F.Foxy: So we have Twisted Latte, One eyed Foxy, Frozen Trap, The fierce green Mocha, Galactic Iced Coffee, Guarded Tea, Sabre's ultimate Latte, and The One Who Kissed My Wife.
Me: Can I get the Sabre's Ultimate Latte?
Alex: The Fierce green Mocha would be nice.
Galaxy: Galactic Iced Coffee please!
Guardian: Guarded Tea.
TwistedW: Twisted Latte!
Springtrap: Frozen Trap sounds nice.
R.Foxy: One Eyed Fox please.
Freddy: I guess I'll have The One Who Kissed My Wife.
Origin: I don't really know what I should get.
Me: I suggest The One Who Kissed My Wife.

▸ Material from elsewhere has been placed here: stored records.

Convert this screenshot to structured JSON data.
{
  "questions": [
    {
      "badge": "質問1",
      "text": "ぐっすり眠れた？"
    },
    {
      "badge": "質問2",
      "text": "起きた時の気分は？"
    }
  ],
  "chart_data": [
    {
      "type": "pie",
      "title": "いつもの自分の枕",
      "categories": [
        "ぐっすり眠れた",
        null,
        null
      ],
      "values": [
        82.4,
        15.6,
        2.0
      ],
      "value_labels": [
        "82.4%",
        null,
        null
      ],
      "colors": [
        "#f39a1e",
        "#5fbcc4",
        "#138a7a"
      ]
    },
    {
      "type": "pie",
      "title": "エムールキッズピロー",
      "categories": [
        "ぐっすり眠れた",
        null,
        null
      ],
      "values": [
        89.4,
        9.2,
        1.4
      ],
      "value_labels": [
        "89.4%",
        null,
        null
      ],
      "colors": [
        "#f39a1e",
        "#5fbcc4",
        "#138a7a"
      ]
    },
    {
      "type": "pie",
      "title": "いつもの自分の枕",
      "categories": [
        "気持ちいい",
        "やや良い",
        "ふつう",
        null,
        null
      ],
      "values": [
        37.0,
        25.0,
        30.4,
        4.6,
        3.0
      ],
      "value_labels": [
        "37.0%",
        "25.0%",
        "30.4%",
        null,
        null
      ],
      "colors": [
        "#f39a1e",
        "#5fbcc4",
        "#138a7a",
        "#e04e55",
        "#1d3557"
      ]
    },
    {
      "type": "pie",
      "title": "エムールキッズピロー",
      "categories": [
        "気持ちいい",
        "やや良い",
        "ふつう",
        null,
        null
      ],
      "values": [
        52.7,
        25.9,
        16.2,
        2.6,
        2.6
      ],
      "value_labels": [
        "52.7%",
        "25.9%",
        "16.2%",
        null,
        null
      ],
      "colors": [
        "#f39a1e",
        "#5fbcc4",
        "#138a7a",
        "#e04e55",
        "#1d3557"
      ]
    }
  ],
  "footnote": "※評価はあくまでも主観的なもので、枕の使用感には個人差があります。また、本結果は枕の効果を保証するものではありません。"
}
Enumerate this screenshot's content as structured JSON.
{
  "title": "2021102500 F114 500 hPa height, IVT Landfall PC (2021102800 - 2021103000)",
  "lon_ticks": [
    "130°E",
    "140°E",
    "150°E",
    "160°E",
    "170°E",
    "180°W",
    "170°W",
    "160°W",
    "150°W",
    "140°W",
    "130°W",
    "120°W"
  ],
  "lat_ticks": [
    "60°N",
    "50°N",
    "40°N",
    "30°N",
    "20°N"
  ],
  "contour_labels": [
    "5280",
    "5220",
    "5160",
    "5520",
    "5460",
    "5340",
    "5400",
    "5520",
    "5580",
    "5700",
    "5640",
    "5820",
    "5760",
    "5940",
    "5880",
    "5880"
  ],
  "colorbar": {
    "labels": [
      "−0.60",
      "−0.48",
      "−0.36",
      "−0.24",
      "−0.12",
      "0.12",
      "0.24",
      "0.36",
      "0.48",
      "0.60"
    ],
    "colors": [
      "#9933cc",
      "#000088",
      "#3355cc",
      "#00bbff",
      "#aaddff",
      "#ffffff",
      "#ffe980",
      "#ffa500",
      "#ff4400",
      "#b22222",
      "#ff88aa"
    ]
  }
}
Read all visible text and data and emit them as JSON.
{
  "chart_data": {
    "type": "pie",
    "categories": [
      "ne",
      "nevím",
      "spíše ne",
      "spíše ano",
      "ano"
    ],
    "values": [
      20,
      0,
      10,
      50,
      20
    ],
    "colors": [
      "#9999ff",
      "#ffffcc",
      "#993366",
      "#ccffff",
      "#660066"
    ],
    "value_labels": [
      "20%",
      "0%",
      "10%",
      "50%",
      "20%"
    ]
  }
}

F.Foxy and Lolbit started to laugh a bit. We got our coffees. Freddy stopped drinking his because he got poison affect. Origin did too.

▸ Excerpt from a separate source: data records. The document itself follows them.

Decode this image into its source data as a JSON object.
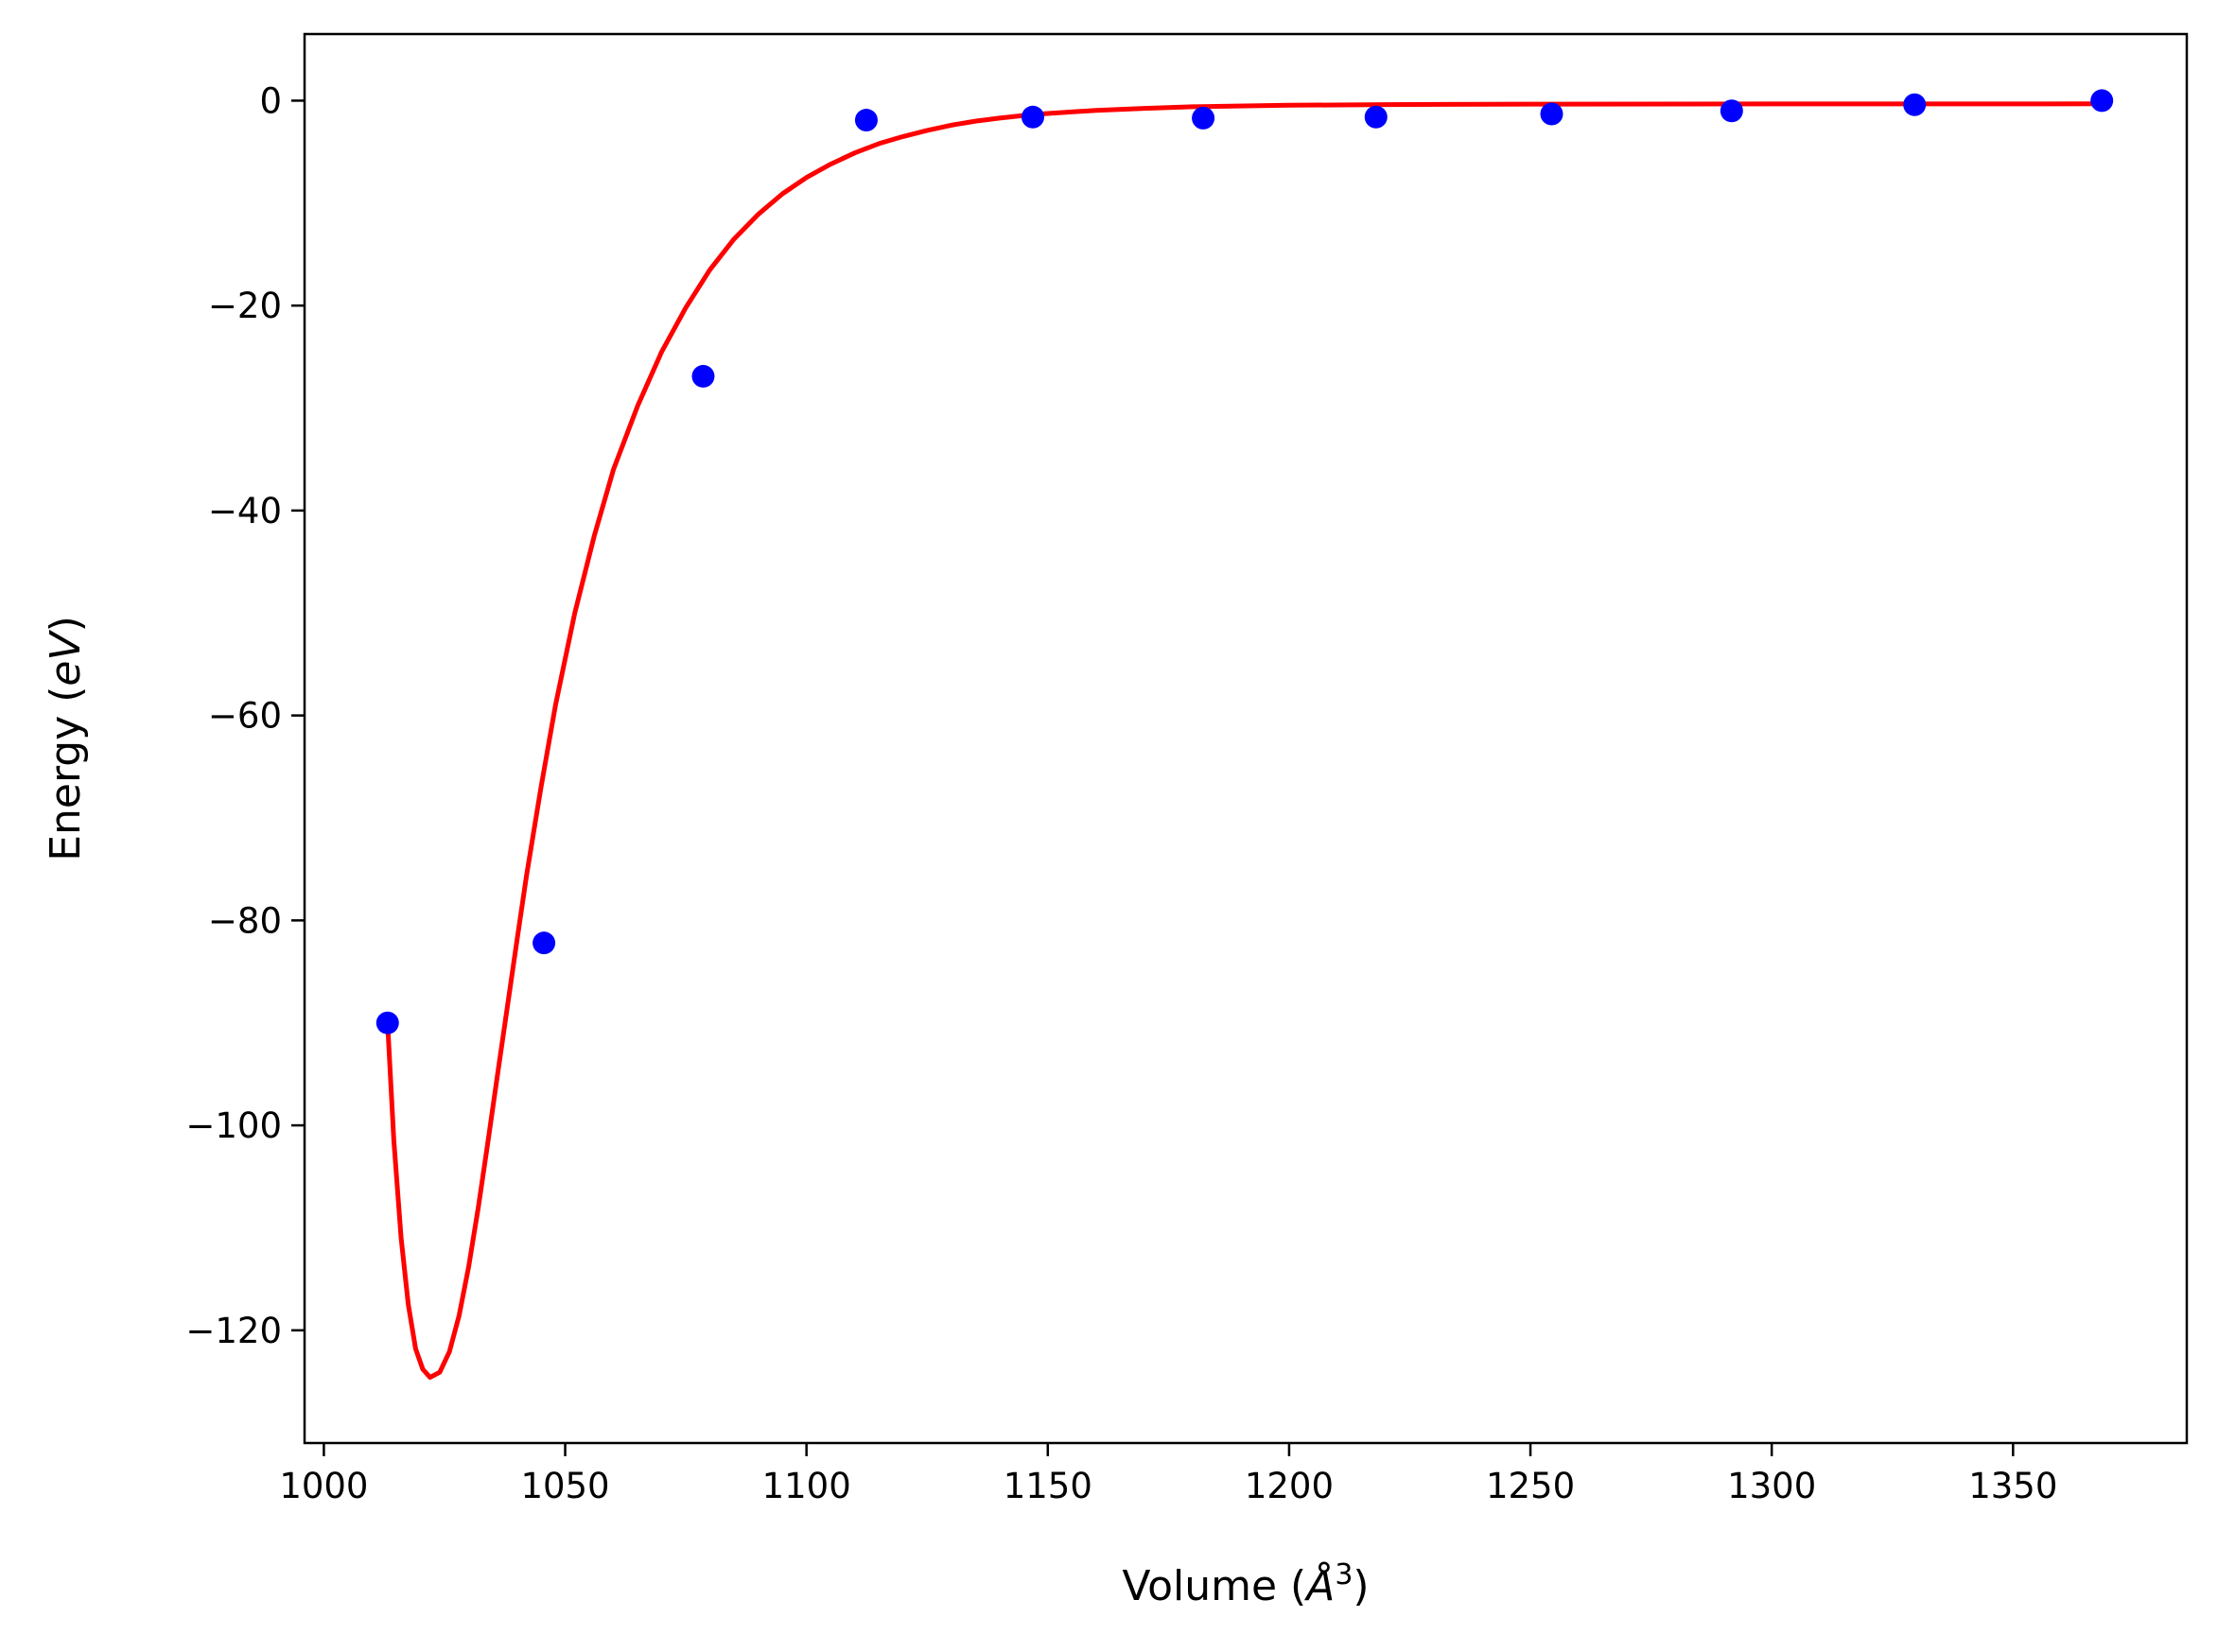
{
  "chart_data": {
    "type": "scatter",
    "title": "",
    "xlabel": {
      "prefix": "Volume (",
      "symbol": "Å",
      "superscript": "3",
      "suffix": ")"
    },
    "ylabel": {
      "prefix": "Energy (",
      "symbol": "eV",
      "suffix": ")"
    },
    "xlim": [
      996,
      1386
    ],
    "ylim": [
      -131,
      6.5
    ],
    "x_ticks": [
      1000,
      1050,
      1100,
      1150,
      1200,
      1250,
      1300,
      1350
    ],
    "x_tick_labels": [
      "1000",
      "1050",
      "1100",
      "1150",
      "1200",
      "1250",
      "1300",
      "1350"
    ],
    "y_ticks": [
      0,
      -20,
      -40,
      -60,
      -80,
      -100,
      -120
    ],
    "y_tick_labels": [
      "0",
      "−20",
      "−40",
      "−60",
      "−80",
      "−100",
      "−120"
    ],
    "grid": false,
    "series": [
      {
        "kind": "scatter",
        "color": "#0000ff",
        "x": [
          1013.2,
          1045.6,
          1078.6,
          1112.4,
          1146.9,
          1182.2,
          1218.0,
          1254.4,
          1291.7,
          1329.6,
          1368.4
        ],
        "y": [
          -90.0,
          -82.2,
          -26.9,
          -1.9,
          -1.6,
          -1.7,
          -1.6,
          -1.3,
          -1.0,
          -0.4,
          0.0
        ]
      },
      {
        "kind": "line",
        "color": "#ff0000",
        "x": [
          1013.2,
          1014.5,
          1016,
          1017.5,
          1019,
          1020.5,
          1022,
          1024,
          1026,
          1028,
          1030,
          1032,
          1034,
          1036,
          1038,
          1040,
          1042,
          1045,
          1048,
          1052,
          1056,
          1060,
          1065,
          1070,
          1075,
          1080,
          1085,
          1090,
          1095,
          1100,
          1105,
          1110,
          1115,
          1120,
          1125,
          1130,
          1135,
          1140,
          1145,
          1150,
          1160,
          1170,
          1180,
          1200,
          1220,
          1250,
          1300,
          1368.4
        ],
        "y": [
          -90.0,
          -101.5,
          -111,
          -117.5,
          -121.8,
          -123.8,
          -124.6,
          -124.1,
          -122.1,
          -118.6,
          -113.8,
          -108.0,
          -101.6,
          -95.0,
          -88.5,
          -82.0,
          -75.6,
          -67.0,
          -59.0,
          -50.0,
          -42.5,
          -36.0,
          -29.8,
          -24.5,
          -20.2,
          -16.5,
          -13.5,
          -11.1,
          -9.1,
          -7.5,
          -6.2,
          -5.1,
          -4.2,
          -3.5,
          -2.9,
          -2.4,
          -2.0,
          -1.7,
          -1.45,
          -1.25,
          -0.95,
          -0.75,
          -0.6,
          -0.45,
          -0.38,
          -0.34,
          -0.32,
          -0.31
        ]
      }
    ]
  }
}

Origin: WHAT'S IN THIS?!?!
F.Foxy: My secret ingredient, bitterness.
Origin: What happened between you and that Freddy guy?!?!
F.Foxy: One time, me and Freddy switched bodies. He kissed everyone, including Lolbit. He even wanted to stay in my body!
Freddy: Hey, you got more love out of it.
Lolbit: I'm still mad.
F.Foxy: So that's why that coffee is named The One Who Kissed My Wife.
Me: It's quite comedic in my opinion.
Origin: I should give one to you!
Freddy: Ok, now that we've had coffee, what do to with him.
Me: I say we send him back to the Spiritless world.
Origin: NO!!

Just then Baby Freddy ran into the room.

B.Freddy: You guys won't believe it! Puppet and I saw the old pizzeria! It's back to normal!
Me: Really?!?!
R.Foxy: Let's go.
F.Foxy: We did live there...

Just then someone entered.

??: Oh, is this a bad time?
Springtrap: Circus Baby, you're back?!?!

I then froze up. I knew a Circus Baby a long time ago. The whole thing with Moose and Shark, it wasn't all that pretty. Someone then nudged my shoulder.

Galaxy: Are you ok?
Freddy: You kinda blanked out for a sec.
Me: Oh, I'm fine. Just thinking of something.
CircusB: Well, I heard that the pizzeria is back, so let's go!

We then ran over to where we saw the collapsed pizzeria last.